O objetivo de transformar o Athletico, primeiro, a partir de sua estrutura, fazendo dela um diferencial em relação aos demais clubes, sempre foi um projeto no clube, mas a forçada mudança temporária para Porto Alegre numa das decisões mais importantes de toda a história do Furacão foi, inegavelmente, algo marcante que impulsionou toda a transformação do Joaquim Américo Guimarães num dos estádios mais espetaculares da América Latina.

Campeão sul-americano

Findas as obras, os resultados não demoraram a aparecer. Com o novo estádio e as finanças estabilizadas, não demorou para o clube voltar a disputar uma final continental e, em sua casa, levantar uma taça internacional. Em 2018, a Sul-Americana foi conquistada!

Thiago Heleno, campeão da Sul-Americana. Foto: FURACAO.COM/Joka Madruga

 

A ferida da Libertadores de 2005 começava a sarar. Não mais existia no torcedor o medo de se ver privado de seu templo sagrado nas batalhas mais difíceis, nem nas conquistas mais épicas.

A conquista de 2018 garantiu ao Athletico um fantástico calendário para 2019. Após a disputa da Libertadores, da Recopa Sul-Americana, e da Levain Cup/Conmebol Sul-Americana Final (essa última devidamente copada), e com a campanha no Brasileirão comprometida pela priorização das demais disputas, foi a Copa do Brasil que reservou as maiores alegrias rubro-negras no ano.

De volta ao Beira-Rio

Quis o destino, porém, que o Beira-Rio voltasse à cena, como palco do último jogo da final da competição, apenas a segunda disputada pelo clube em toda a história.

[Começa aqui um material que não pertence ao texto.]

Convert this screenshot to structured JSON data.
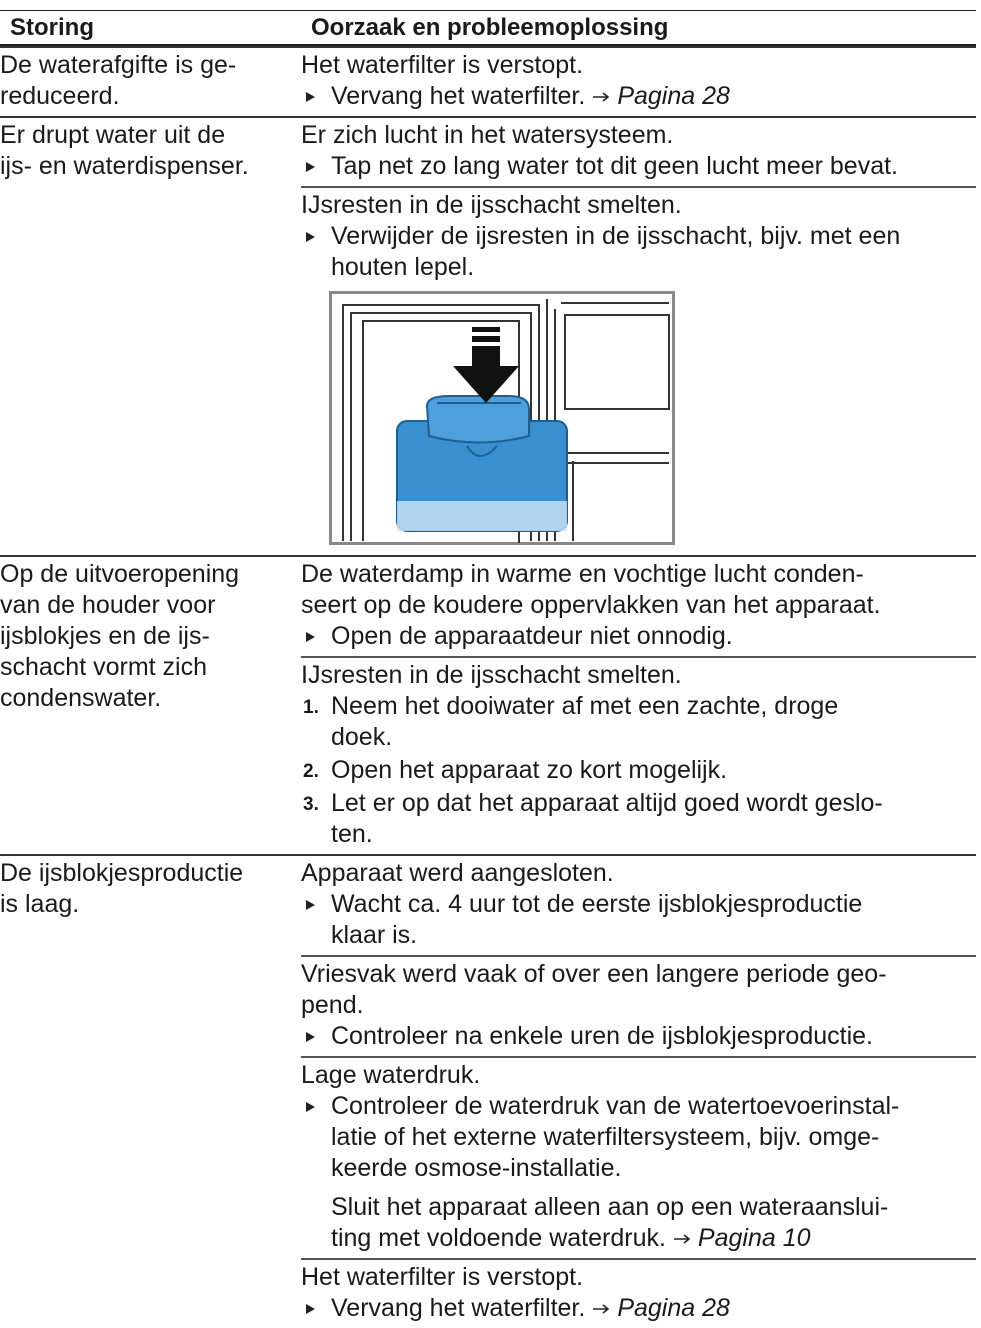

O roteiro de 2005, para a apaixonada torcida, se repetiu: caravanas, ônibus e até avião fretado. Os ingressos, disponíveis agora em menor quantidade, foram arduamente disputados. Dois mil e trezentos rubro-negros representaram a nação atleticana e empurraram o Athletico para a inédita conquista. Os demais, receberam calorosamente os campeões na terra das araucárias.

Torcida atleticana no Beira-Rio na final da Copa do Brasil 2019 [foto: AGÊNCIA F8/Vinicius do Prado]

O palco da conquista ser, justamente, o Gigante da Beira-Rio, não deixa de ser emblemático. Se em 2005 a disputa em Porto Alegre foi resultado de uma frustração causada por um duro golpe sofrido pelo Athletico, que teve seu tamanho (e de seu estádio) diminuído pela politicagem podre da Conmebol e seus asseclas, em 2019, o palco serviu de fundo para uma conquista que solidifica o crescimento do clube no Brasil e nas Américas.

A derrota de 2005, que freou esse crescimento, se iniciou no mesmo palco da conquista que, 14 anos depois, muda de vez o Athletico de patamar.

É campeão da Copa do Brasil [foto: AGÊNCIA F8/Vinicius do Prado]

Não se pode afirmar que a realização da final daquela Libertadores na Arena da Baixada mudaria quem, por fim, levantaria a taça. Certamente, porém, algumas coisas seriam diferentes. O que o tempo (“senhor da razão”) mostrou, porém, é que talvez não devesse mesmo ser diferente. Tudo aconteceu exatamente da maneira que deveria acontecer.

Toda essa história levou o Athletico, novamente, à beira do Guaíba que, onde antes tentaram apequenar o Furacão, agora assistiu o clube garantir um merecido lugar entre os grandes do país.